News / Brèves
Back to previous selection / Retour à la sélection précédente

Jacques Cheminade : quelle monnaie commune pour l’après-euro ?

Printable version / Version imprimable

Mise au point de Jacques Cheminade à propos d’un débat faussé

Le face-à-face du 4 mai ayant opposé Emmanuel Macron à Marine Le Pen sur la question de l’euro a démontré l’incompétence avec laquelle peut être traité un sujet mettant en cause notre raison d’être.

Auparavant, le 25 mars, un sondage Ifop pour Le Figaro et la Fondation Robert Schuman indiquait que 75 % des Français sont hostiles au retour à une monnaie nationale. C’est pour séduire cet électorat, convaincu que la monnaie unique européenne est un rempart et un facteur simplifiant les échanges, que les politiques « euro-sceptiques » ont jeté par-dessus bord l’idée d’une vraie « sortie » du système euro. Ainsi, après Jean-Luc Mélenchon et Nicolas Dupont-Aignan, Marine Le Pen nous propose de « transformer la monnaie unique (euro) en monnaie commune ».

Leur conception fallacieuse de cette monnaie commune est à l’opposé de celle que je défends. En effet, il s’agit pour eux d’un système bi-monétaire qui superposerait un « euro monnaie commune » aux monnaies nationales.

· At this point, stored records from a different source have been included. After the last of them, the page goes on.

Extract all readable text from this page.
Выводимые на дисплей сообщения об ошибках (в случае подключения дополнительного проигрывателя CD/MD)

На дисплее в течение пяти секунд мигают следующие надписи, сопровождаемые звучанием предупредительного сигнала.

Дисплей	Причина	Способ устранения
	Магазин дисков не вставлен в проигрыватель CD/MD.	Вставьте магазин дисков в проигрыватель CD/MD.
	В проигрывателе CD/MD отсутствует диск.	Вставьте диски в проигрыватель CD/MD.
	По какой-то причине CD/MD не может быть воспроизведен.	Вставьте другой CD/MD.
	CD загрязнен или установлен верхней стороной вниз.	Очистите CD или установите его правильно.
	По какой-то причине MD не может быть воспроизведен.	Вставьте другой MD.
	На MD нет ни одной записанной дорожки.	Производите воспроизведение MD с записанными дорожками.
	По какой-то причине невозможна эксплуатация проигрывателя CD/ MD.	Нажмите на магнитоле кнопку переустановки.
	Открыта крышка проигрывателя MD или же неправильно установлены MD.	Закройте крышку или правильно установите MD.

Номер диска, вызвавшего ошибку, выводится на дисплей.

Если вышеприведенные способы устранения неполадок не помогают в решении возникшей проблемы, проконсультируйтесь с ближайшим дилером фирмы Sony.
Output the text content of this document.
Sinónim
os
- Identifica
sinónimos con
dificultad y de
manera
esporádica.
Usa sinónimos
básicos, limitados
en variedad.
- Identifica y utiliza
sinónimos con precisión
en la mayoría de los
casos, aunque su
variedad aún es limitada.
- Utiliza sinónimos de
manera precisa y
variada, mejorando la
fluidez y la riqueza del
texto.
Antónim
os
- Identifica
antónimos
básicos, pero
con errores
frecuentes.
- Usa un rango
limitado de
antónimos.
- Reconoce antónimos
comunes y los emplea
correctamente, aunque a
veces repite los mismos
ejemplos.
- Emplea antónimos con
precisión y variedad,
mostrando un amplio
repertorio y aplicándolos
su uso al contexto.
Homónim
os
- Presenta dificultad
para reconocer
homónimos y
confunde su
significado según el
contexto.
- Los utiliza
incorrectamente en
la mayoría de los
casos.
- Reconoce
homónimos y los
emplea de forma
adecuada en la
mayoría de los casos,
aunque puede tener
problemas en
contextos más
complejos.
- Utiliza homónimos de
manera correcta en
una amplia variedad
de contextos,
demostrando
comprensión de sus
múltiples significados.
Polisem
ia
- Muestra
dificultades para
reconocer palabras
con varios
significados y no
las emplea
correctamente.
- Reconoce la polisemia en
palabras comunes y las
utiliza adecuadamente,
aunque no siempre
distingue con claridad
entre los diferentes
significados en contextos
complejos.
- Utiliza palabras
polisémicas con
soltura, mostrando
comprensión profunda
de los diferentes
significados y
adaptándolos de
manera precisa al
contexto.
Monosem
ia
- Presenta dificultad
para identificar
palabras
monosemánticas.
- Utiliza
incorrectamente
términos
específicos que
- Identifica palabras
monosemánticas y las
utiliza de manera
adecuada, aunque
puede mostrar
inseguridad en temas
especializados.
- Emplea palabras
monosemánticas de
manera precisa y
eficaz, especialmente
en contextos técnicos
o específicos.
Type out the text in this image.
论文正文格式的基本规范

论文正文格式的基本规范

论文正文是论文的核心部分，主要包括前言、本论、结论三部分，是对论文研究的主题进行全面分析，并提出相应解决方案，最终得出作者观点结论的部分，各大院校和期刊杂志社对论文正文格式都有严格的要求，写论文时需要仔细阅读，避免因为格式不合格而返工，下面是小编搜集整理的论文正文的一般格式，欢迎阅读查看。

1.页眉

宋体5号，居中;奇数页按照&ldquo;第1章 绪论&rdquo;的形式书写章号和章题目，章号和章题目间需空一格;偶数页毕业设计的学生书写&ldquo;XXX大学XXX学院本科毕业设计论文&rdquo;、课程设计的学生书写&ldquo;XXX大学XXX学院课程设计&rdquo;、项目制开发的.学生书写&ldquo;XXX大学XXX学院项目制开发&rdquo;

Cela signifierait que nos échanges internes seraient réalisés en francs, mais que les échanges entre pays de la zone monétaire et avec les pays hors de cette zone, se feraient en euro. Cette monnaie commune serait même l’intermédiaire obligé de tous les échanges ! Et pour commercer avec l’étranger, il faudrait d’abord convertir ses francs en monnaie commune puis en la devise en cours du pays en question…

Endossé aujourd’hui de fait par Jean-Luc Mélenchon, Nicholas Dupont-Aignan et Marine Le Pen, ce système hybride fut présenté dès 1991 par Édouard Balladur, soutenu par John Major et défendu par Philippe Seguin lors de son fameux discours contre Maastricht à l’Assemblée nationale en 1992, comme alternative à la « monnaie unique ».

Il serait en pratique difficilement gérable, en particulier pour et par nos producteurs, comme Emmanuel Macron l’a montré lors du débat télévisé.

Il reléguerait le nouveau franc au statut déplorable d’une simple « monnaie locale ». Même si sa parité serait ajustable à intervalles réguliers (par exemple tous les six mois), la souveraineté ainsi prétendument retrouvé serait de fait illusoire.

Surtout, la valeur des monnaies nationales par rapport à cet « euro monnaie commune », resterait gérée et fixée par la même BCE d’aujourd’hui, c’est-à-dire une institution totalement monétariste essentiellement au service des banques privées.

Avec un tel « euro monnaie commune », l’oligarchie financière se doterait d’un nouvel outil lui permettant de tout changer en apparence pour que rien ne change en réalité.

Tout autre est la conception de la monnaie que je défends : le retour à l’utilisation d’une « euro/unité comptable » à l’instar de l’unité de compte européenne (ECU) employée entre 1979 et 1999. Comme alors, c’est essentiellement les institutions européennes, aujourd’hui à refonder, et les banques nationales qui chiffreraient et règleraient leurs différents entre elles avec l’ECU, sans qu’il remplace pour autant les monnaies nationales dans les échanges internationaux.

Ainsi, les Etats-nations retrouveraient leur souveraineté monétaire pour émettre du crédit public en monnaie nationale en vue de l’équipement de l’homme et de la nature. Tout en s’accordant à travers leur unité de compte commune, pour défendre vis-à-vis de l’extérieur les parités entre leurs monnaies convenues à l’intérieur du système.

Pour le reste, la France « consent aux limitations de souveraineté nécessaires à l’organisation et à la défense de la paix », conformément au préambule de sa Constitution, en particulier pour la mise en œuvre de grands projets à l’échelle européenne et au-delà, nourris par l’émission de crédit public de chaque Etat coordonnée avec celles auxquelles procéderont ses partenaires.